= Georg Steinmetz =

German Architect

Georg Steinmetz (September 28, 1882, Kassel – April 4, 1936, Berlin) was a German architect.

== Life and work ==
After studying architecture at the Berlin Art Academy, where he was a master student of Franz Schwechten, and at the Technical University of Charlottenburg, he initially worked for five years as an architect in the Prussian Ministry of Public Works in Berlin. In 1908, Steinmetz became an employee in Helmuth Grisebach's architectural office in Berlin. Since 1912 at the latest, he was co-owner of the joint office Grisebach and Steinmetz.

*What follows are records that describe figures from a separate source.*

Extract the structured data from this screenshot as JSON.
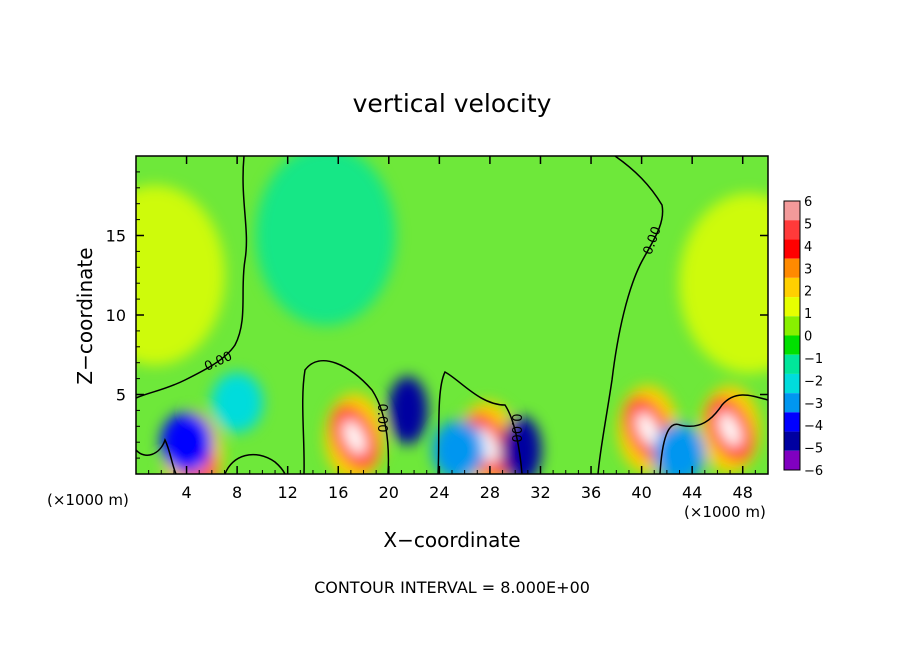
{
  "chart_data": {
    "type": "heatmap",
    "title": "vertical velocity",
    "xlabel": "X−coordinate",
    "ylabel": "Z−coordinate",
    "x_unit_left": "(×1000 m)",
    "x_unit_right": "(×1000 m)",
    "footer": "CONTOUR INTERVAL = 8.000E+00",
    "xlim": [
      0,
      50
    ],
    "ylim": [
      0,
      20
    ],
    "x_ticks": [
      4,
      8,
      12,
      16,
      20,
      24,
      28,
      32,
      36,
      40,
      44,
      48
    ],
    "x_tick_labels": [
      "4",
      "8",
      "12",
      "16",
      "20",
      "24",
      "28",
      "32",
      "36",
      "40",
      "44",
      "48"
    ],
    "y_ticks": [
      5,
      10,
      15
    ],
    "y_tick_labels": [
      "5",
      "10",
      "15"
    ],
    "contour_labels": [
      "0.00",
      "0.00",
      "0.00",
      "0.00"
    ],
    "colorbar": {
      "min": -6,
      "max": 6,
      "levels": [
        "6",
        "5",
        "4",
        "3",
        "2",
        "1",
        "0",
        "−1",
        "−2",
        "−3",
        "−4",
        "−5",
        "−6"
      ],
      "colors": [
        "#f39a9a",
        "#ff3a3a",
        "#ff0000",
        "#ff8a00",
        "#ffd000",
        "#e6ff00",
        "#88f000",
        "#00e000",
        "#00e69a",
        "#00dcdc",
        "#0096f0",
        "#0000ff",
        "#0000a0",
        "#8000c0"
      ]
    },
    "features": [
      {
        "x": 17.3,
        "z": 2.3,
        "value": 6,
        "kind": "updraft"
      },
      {
        "x": 27.8,
        "z": 1.8,
        "value": 5,
        "kind": "updraft"
      },
      {
        "x": 40.5,
        "z": 2.8,
        "value": 6,
        "kind": "updraft"
      },
      {
        "x": 47.0,
        "z": 2.8,
        "value": 6,
        "kind": "updraft"
      },
      {
        "x": 4.5,
        "z": 1.2,
        "value": 6,
        "kind": "updraft"
      },
      {
        "x": 21.5,
        "z": 4.0,
        "value": -5,
        "kind": "downdraft"
      },
      {
        "x": 30.5,
        "z": 1.5,
        "value": -5,
        "kind": "downdraft"
      },
      {
        "x": 4.0,
        "z": 2.0,
        "value": -4,
        "kind": "downdraft"
      },
      {
        "x": 8.0,
        "z": 4.5,
        "value": -2,
        "kind": "downdraft"
      },
      {
        "x": 43.0,
        "z": 1.3,
        "value": -3,
        "kind": "downdraft"
      },
      {
        "x": 25.5,
        "z": 1.5,
        "value": -3,
        "kind": "downdraft"
      },
      {
        "x": 1.5,
        "z": 12.5,
        "value": 1.5,
        "kind": "updraft"
      },
      {
        "x": 48.5,
        "z": 12.0,
        "value": 1.5,
        "kind": "updraft"
      },
      {
        "x": 15.0,
        "z": 15.0,
        "value": -1,
        "kind": "downdraft"
      }
    ]
  }
}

After 1918, he worked as a self-employed architect in Berlin, where he had an architectural office in Charlottenburg. From 1925 to 1936, he was a member of the Prussian Academy of Arts and the Prussian Academy of Civil Engineering. In 1925, the Stuttgart Technical University awarded him an honorary doctorate (Dr.-Ing. E. h.). He was also the inventor of the plan-spiral drawing registry (with 38 patents). In his writings, he represented the idea of solid craftsmanship as a basis for architecture. In 1928, Steinmetz was with Heinrich Tessenow, Paul Bonatz, German Bestelmeyer, and others as judges of the limited competition Neue Universität (Heidelberg). In 1924, Rudolf Schwarz was his colleague for a few weeks.

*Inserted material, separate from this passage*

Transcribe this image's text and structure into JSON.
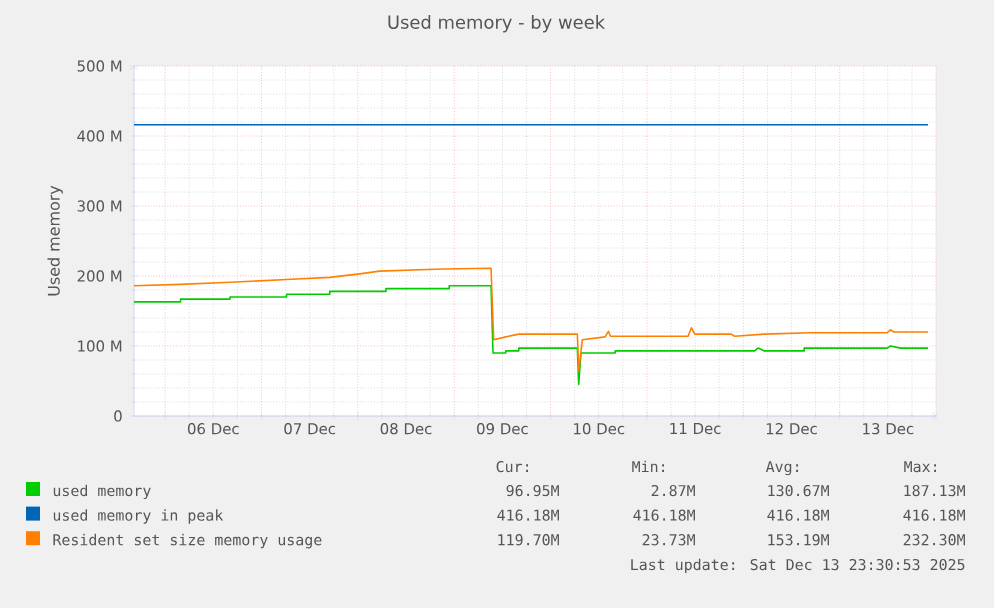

Since 1908, he was married to Martha née Schydlow (d. 1934). His final resting place is in the southwest churchyard of Stahnsdorf, Brandenburg.

== Literature ==
- Willy Oskar Dreßler (ed.): Dressler's art handbook . 9th edition, Volume II, Berlin 1930.
- . In: Hans Vollmer (ed.): Founded by Ulrich Thieme and Felix Becker . tape 31 : Siemering–Stephens . EA Seemann, Leipzig 1937, p. 576 .
- Julius Posener : Berlin on the way to a new architecture. The era of Kaiser Wilhelm II (1889–1917). Munich 1979, p. 632.
- Michael Lissok: The “half” Semper Castle. About one of the youngest mansions on Rügen and its architect Georg Steinmetz. In: Rügen impressions. 11th episode, 2001, pp. 339–343.